Guy Pène du Bois, Mr. and Mrs. Chester Dale Dine Out, 1924

Surely that is why Voyage in the Dark came easily—at least, more easily than the others; and why it always remained Jean’s favourite among her novels. It is a lovely book—sad and funny, simple and yet complex; written ‘almost entirely in words of one syllable’, as Jean said, yet richly interweaving past and present, reality and dream. It is a perfect novel, but a small one; and perfect and small for the same reason— that in it Jean reduced the task she set herself, to learn the whole truth about herself and her suffering. Voyage in the Dark is only half the truth, the half that said things were other people’s fault. It is therefore only a sad novel, and not a painfully angry one—for Jean’s real anger was reserved for herself. And so it is perhaps her most charming novel, and the easiest one to read: but it is not her best or most important. She was at the peak of her powers as a writer, and it was as good as it could be without being wholly true. For that rare combination of greatest skill with greatest truth we have to wait for Good Morning, Midnight and Wide Sargasso Sea.

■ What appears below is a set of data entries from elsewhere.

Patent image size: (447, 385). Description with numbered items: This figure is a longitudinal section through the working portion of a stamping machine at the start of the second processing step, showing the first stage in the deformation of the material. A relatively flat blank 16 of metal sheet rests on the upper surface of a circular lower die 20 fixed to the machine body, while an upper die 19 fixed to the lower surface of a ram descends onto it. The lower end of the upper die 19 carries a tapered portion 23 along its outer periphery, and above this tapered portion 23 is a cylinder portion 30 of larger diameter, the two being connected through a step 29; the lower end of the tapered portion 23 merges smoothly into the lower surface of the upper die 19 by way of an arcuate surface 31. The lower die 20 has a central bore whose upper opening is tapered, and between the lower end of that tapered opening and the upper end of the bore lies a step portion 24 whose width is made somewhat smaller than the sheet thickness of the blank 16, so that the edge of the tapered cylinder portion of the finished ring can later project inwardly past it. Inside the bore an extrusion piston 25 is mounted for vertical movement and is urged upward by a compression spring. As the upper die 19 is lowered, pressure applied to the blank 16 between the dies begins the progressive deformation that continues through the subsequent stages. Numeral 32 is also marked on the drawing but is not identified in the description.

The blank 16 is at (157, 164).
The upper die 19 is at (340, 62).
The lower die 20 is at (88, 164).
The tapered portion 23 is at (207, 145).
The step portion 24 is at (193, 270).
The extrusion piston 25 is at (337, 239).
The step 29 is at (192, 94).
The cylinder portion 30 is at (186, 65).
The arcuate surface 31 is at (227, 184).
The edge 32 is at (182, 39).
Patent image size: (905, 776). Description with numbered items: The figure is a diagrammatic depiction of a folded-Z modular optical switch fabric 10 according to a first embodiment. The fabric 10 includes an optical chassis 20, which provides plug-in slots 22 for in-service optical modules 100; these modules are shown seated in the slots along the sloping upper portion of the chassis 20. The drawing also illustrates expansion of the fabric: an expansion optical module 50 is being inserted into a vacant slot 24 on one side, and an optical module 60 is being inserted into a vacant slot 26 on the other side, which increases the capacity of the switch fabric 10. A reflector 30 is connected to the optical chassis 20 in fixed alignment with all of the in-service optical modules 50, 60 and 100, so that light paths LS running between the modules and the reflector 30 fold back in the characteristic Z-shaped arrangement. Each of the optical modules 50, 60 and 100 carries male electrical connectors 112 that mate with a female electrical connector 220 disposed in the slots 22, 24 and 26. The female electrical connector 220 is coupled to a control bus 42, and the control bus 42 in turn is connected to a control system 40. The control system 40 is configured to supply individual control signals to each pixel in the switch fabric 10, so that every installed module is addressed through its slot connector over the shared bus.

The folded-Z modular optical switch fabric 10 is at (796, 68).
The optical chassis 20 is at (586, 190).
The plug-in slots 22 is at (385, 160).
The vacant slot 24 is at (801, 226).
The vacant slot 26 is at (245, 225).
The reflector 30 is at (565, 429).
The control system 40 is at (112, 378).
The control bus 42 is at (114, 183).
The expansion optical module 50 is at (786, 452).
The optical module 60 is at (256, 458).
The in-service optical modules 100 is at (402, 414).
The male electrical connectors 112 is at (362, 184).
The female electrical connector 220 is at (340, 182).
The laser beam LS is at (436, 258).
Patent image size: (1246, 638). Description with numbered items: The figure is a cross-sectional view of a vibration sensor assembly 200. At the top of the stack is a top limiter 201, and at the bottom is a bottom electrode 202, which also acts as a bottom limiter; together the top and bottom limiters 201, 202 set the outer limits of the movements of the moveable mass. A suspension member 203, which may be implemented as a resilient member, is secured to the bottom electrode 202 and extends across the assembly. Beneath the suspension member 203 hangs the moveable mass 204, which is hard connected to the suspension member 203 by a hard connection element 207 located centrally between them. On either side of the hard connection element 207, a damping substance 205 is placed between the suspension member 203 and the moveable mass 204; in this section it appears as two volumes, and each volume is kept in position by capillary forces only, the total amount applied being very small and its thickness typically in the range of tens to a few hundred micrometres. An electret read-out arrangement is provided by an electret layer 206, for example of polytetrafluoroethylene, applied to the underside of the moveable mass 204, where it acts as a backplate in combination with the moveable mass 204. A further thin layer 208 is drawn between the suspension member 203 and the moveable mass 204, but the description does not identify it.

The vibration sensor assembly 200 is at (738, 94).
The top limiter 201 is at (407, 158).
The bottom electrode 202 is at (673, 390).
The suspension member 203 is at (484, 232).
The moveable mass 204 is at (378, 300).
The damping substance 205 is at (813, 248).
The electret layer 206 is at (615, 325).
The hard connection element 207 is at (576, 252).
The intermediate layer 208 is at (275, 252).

Photo: Christian Quadt, Unsplash

Voyage in the Dark came more easily to Jean than the others, but it did not come easily. Nothing did any more. She ‘had the horrors about it and about everything for a bit’; during its writing she sometimes drank two bottles of wine a day. As always, she had great trouble finding an ending—and when she finally found one, the publisher made her change it. She spent several dismal weeks over those last four lines, and felt ever after that they had been a mistake—and a betrayal. Voyage in the Dark came out in 1934; it was well received, but her pleasure in it was spoiled. That was to be the pattern with her books from now on.